11. Tomatoes are easy to freeze, though they will be soggy when they thaw - perfect for cooking. Toss them whole into the freezer, or in a rich, thick tomato and basil sauce for pasta, tomato soup in winter, or a sauce over cous cous, or to give cold day stews that ''umami'' flavour which is why tomato sauce is so popular: it adds flavour where there is none.

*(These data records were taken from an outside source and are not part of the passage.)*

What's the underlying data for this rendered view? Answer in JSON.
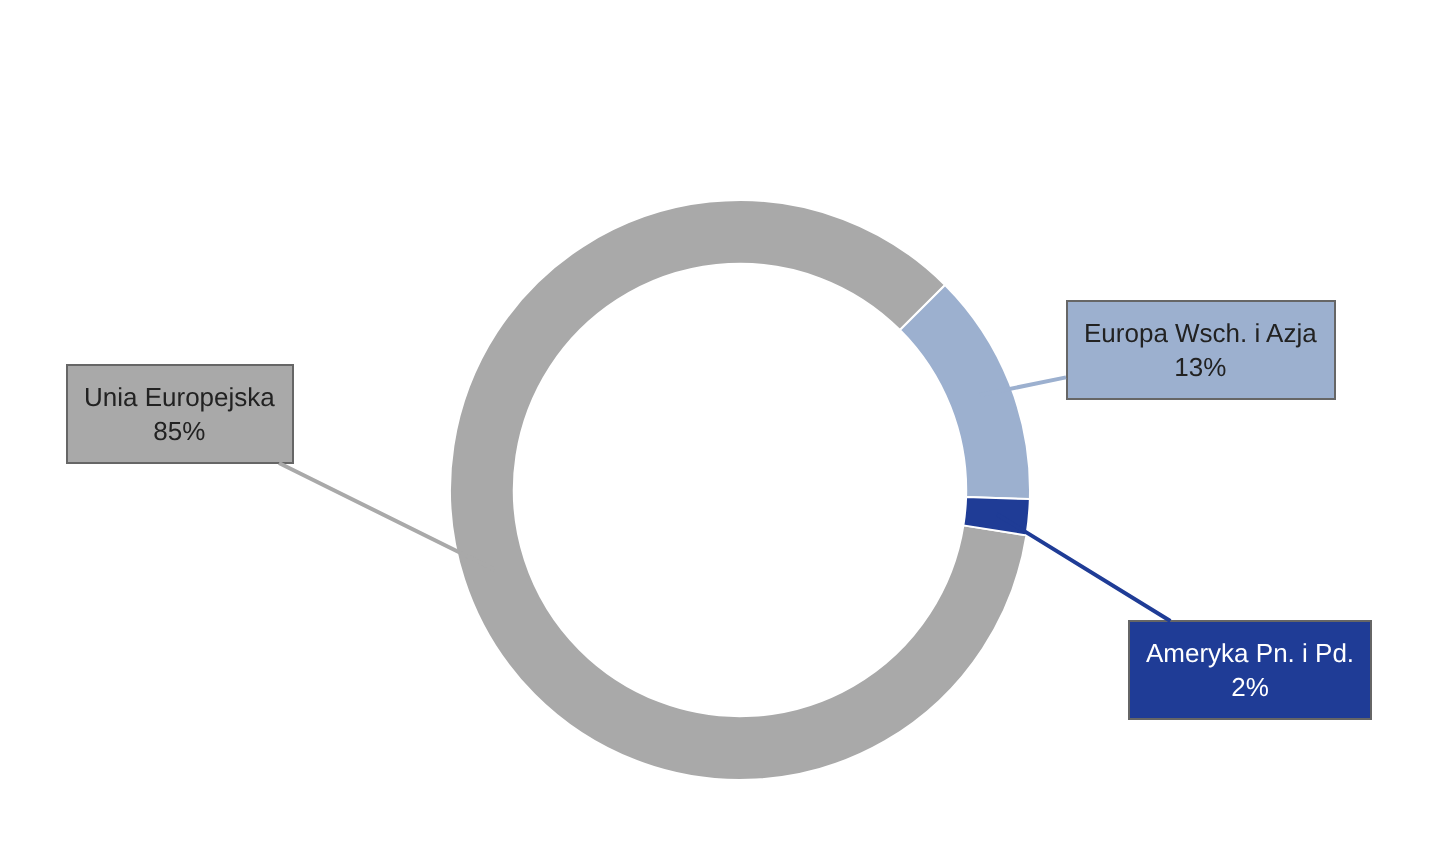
{
  "chart_data": {
    "type": "donut",
    "categories": [
      "Unia Europejska",
      "Europa Wsch. i Azja",
      "Ameryka Pn. i Pd."
    ],
    "values": [
      85,
      13,
      2
    ],
    "value_labels": [
      "85%",
      "13%",
      "2%"
    ],
    "colors": [
      "#a9a9a9",
      "#9cb0cf",
      "#1f3c96"
    ],
    "legend": false
  }
}
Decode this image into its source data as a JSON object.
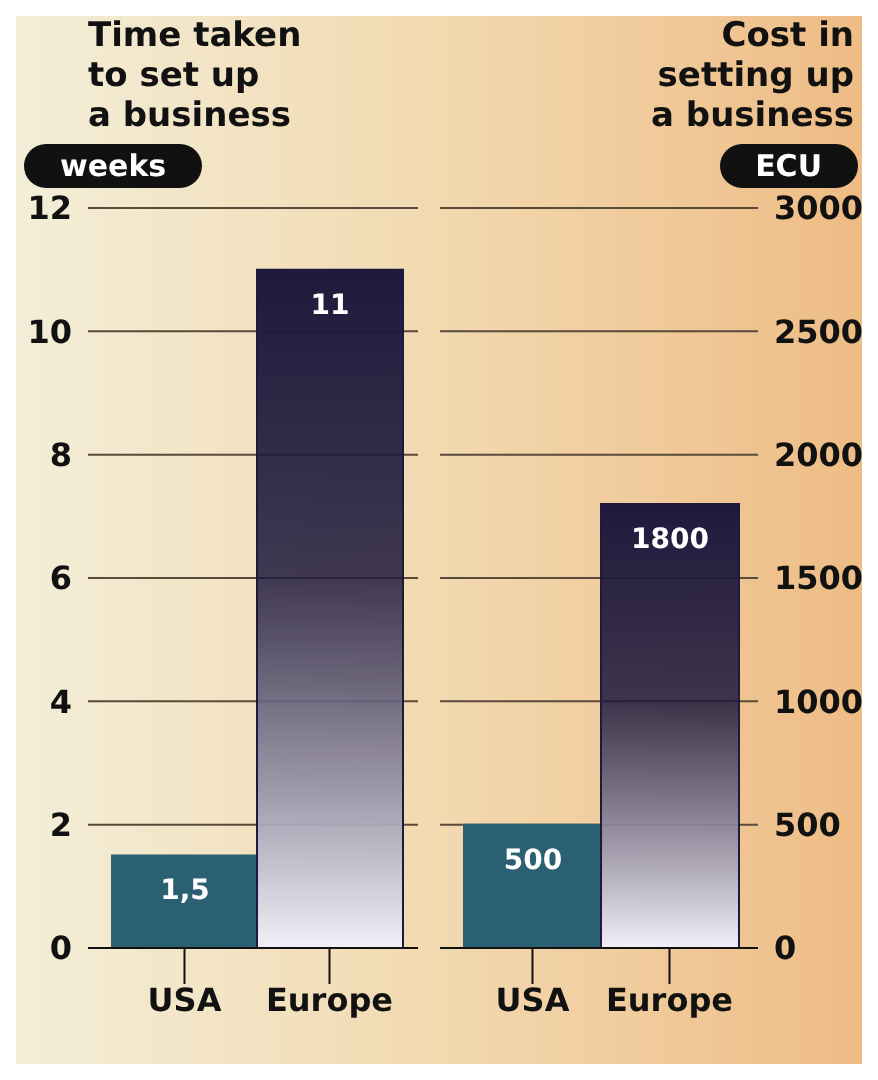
{
  "chart_data": [
    {
      "type": "bar",
      "title": "Time taken\nto set up\na business",
      "ylabel": "weeks",
      "categories": [
        "USA",
        "Europe"
      ],
      "values": [
        1.5,
        11
      ],
      "colors": [
        "#2b5f72",
        "#1f1a3d"
      ],
      "value_labels": [
        "1,5",
        "11"
      ],
      "ylim": [
        0,
        12
      ],
      "yticks": [
        0,
        2,
        4,
        6,
        8,
        10,
        12
      ],
      "grid": "y"
    },
    {
      "type": "bar",
      "title": "Cost in\nsetting up\na business",
      "ylabel": "ECU",
      "categories": [
        "USA",
        "Europe"
      ],
      "values": [
        500,
        1800
      ],
      "colors": [
        "#2b5f72",
        "#1f1a3d"
      ],
      "data_labels": true,
      "ylim": [
        0,
        3000
      ],
      "yticks": [
        0,
        500,
        1000,
        1500,
        2000,
        2500,
        3000
      ],
      "grid": "y"
    }
  ]
}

12. It really isn't a proper summer without tomatoes, the rich, juicy ''no way can I slice this neatly'' kind, the ones that have never appeared in a supermarket in the history of this planet, unless they are already in the basket of a gardener who has just popped into buy some milk on their way to present the world's best tomatoes to a friend.
This week I am:
- Mourning the two kiwi fruit vines that blew over in the gales. I planted them 38 years ago, and the trunks are twisted are wonderful. Bryan has cut them back, the trunks have sprung vertical again, so hopefully they will sprout. Kiwi are tough.
- Discovering that about half a tonne of kiwi fruit vine does not daunt a hippeastrum. It bent over then straightened up again as soon as the load was lifted. It has even put out another flagrant red flower.
- Glad that the wallabies and wombats enjoy kiwi fruit leaves in drought years. I can almost hear Wild Whiskers murmur: Mine! All mine!
- Delighted that chopped-up kiwi fruit vines makes an excellent mulch for avocado trees.
- Watching the deciduous trees put out a few cautious branches of leaves, no more, which is why these trees have already survived several droughts, and I hope this one as well.
- Rejoicing that Bryan planted a cutting from an old-fashioned purple bougainvillea 25 years ago. Purple bougainvillea is so rampant it can become a weed in hot climates, but it's the only kind that survives our cold winters. It's now covering about a quarter hectare of pittosporum trees and fence, and no matter how hot this summer gets, it keeps blooming.